Regardless of the restaurant, I'm used to guests coming in with the wackiest of demands. Most dining establishments do what they can when catering to the specific requests and creature comforts of the pickiest diners; it's an inevitable fact that needy people need a lot when dining out.
However, because of my pragmatic puritan upbringing and streamlined dependency on gin, I can barely fake an accommodating air when listening to a customer give me a speech about needing the tap water served at an exact temperature, or the curtain drawn to an exact degree to subdue sunlight. It's 45 minutes in a restaurant, not your final resting stop at Shady Pines.
Sheila really wore me out. She was an older woman who spoke as if she were always in a low but palpable level of pain. Every single word came in the form of a dissatisfied whine. The demands of her dining experience, however, were far more grating than her grimace.
Before even getting to her food order, Sheila needed:
1) 1 glass of tap water.
2) 1 glass full of ice, past the tip of the glass
3) 1 spoon
4) 2 lemons
5) 1 packet Sugar in the Raw
Sheila was making what restaurant experts call "lemonade," but without any of the inconvenience of ordering it pre-made sans mess. She also asked for a pillow for her lower back and a booster seat for her foot, which she flung across the booth, right next to her dining companion.
Her dinner order bordered on over the top so many times, I wondered if I was part of some reality-prank show. She wanted the veggie burger, but with the set-up we use for the cheeseburger, but with the cheese we use for the turkey burger. Including the bun, she wanted everything on the side. She wanted the burger cooked extra-well-done but in a hurry. She wanted her fries extra crispy but with no salt. She wanted the burger cut into 1/4ths. She wanted to drain the last drop of faith I had in humanity.
I checked on Sheila shortly after her food arrived. She ate nothing, refused to let me remove the plate from the table, then asked for it to be boxed up a mere two hours after ordering it.
I returned to the table with Sheila's boxed-up burger. She opened the box, touched the burger, then informed me that "the goddamn burger's cold."
"Yes, physics," I responded. "It sat untouched on the table for two hours."
"Well then warm it up before I go," Sheila snapped.

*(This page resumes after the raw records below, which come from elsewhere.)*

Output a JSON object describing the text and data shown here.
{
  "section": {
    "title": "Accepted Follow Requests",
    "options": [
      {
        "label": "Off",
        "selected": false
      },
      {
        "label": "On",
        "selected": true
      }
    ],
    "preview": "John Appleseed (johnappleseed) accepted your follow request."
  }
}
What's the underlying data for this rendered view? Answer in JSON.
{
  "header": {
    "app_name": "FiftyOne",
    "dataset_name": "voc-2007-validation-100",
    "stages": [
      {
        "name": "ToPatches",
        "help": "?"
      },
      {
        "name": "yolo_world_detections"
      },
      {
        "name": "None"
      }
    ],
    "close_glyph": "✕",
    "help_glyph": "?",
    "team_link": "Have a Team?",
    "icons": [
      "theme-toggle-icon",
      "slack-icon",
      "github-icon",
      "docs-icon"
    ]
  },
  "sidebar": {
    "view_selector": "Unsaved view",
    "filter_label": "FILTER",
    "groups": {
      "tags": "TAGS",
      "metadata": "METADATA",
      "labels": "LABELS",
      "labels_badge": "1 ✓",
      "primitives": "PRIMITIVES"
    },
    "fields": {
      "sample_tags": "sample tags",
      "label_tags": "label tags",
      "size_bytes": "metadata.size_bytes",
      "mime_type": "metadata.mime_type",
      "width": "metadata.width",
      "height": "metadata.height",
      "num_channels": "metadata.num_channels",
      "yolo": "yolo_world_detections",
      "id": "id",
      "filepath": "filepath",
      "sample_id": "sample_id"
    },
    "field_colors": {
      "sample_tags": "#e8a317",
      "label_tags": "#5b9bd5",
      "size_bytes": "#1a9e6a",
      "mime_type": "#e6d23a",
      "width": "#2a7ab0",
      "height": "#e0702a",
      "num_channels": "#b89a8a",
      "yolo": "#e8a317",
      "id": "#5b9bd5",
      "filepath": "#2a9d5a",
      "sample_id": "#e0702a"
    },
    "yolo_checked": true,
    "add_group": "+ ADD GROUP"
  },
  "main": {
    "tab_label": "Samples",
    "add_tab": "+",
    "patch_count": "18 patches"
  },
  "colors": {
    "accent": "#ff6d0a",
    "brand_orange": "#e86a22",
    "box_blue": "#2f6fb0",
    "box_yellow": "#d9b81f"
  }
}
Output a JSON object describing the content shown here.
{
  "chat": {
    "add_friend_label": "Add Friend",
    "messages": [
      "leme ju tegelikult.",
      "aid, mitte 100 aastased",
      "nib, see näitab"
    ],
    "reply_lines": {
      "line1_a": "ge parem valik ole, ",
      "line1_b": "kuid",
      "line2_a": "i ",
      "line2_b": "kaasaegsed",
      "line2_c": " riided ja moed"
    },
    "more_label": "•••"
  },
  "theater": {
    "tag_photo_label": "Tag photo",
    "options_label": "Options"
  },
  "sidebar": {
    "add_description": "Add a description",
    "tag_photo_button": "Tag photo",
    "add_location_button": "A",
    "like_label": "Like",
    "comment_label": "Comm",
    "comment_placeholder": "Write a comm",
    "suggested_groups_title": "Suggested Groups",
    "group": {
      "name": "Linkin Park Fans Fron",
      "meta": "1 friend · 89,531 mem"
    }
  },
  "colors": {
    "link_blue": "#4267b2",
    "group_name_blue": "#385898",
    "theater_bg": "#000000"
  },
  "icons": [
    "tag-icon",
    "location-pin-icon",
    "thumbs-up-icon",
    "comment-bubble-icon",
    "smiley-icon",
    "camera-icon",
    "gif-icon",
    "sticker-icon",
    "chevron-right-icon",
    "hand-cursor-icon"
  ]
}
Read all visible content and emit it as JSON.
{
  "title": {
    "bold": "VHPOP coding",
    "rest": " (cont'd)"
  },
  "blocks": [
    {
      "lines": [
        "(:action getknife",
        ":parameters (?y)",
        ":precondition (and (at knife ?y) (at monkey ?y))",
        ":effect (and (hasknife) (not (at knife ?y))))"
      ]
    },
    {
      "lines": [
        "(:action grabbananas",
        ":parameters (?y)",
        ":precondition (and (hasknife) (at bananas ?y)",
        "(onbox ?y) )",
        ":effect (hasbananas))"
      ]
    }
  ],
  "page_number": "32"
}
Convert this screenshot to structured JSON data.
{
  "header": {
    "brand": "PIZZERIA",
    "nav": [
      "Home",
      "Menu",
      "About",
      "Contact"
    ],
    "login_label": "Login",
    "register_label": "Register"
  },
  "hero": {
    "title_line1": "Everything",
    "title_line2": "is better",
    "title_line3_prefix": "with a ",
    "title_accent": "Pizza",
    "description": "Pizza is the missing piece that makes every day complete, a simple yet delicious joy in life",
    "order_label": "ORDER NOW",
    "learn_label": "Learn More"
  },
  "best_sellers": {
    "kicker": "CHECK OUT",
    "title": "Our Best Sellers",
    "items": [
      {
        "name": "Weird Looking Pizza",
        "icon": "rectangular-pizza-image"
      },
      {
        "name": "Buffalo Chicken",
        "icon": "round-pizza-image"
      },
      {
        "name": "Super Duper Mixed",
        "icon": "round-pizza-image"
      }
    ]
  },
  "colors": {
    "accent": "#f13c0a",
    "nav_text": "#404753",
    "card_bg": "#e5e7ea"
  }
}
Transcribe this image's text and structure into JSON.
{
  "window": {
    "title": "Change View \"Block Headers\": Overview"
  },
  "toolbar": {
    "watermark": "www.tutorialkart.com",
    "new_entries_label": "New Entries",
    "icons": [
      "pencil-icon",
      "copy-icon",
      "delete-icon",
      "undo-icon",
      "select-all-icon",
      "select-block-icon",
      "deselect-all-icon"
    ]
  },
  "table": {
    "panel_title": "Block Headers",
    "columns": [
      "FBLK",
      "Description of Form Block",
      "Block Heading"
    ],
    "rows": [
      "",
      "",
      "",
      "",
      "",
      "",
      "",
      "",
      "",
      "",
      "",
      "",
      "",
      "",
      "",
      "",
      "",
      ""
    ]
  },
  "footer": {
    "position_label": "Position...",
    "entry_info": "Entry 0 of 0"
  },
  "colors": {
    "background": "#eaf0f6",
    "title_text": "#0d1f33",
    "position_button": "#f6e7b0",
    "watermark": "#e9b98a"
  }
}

"I hate to spoil that idea, but it will just be cold again by the time you get home," I said. "Oh, and we don't have a microwave, and it's already been charred, so we can't cook it anymore."
I could tell Sheila rarely heard "no," so she continued snapping at me until I summoned the manager, who echoed my sentiment of science and logic.
Sheila's friend paid and left what I finally transcribed through shaky handwriting to be a 10 percent tip.
I hoped for along reprieve from the tedium of dealing with Sheila and her requests; unfortunately she returned for lunch the very next day. It seems I'll be serving Sheila again someday.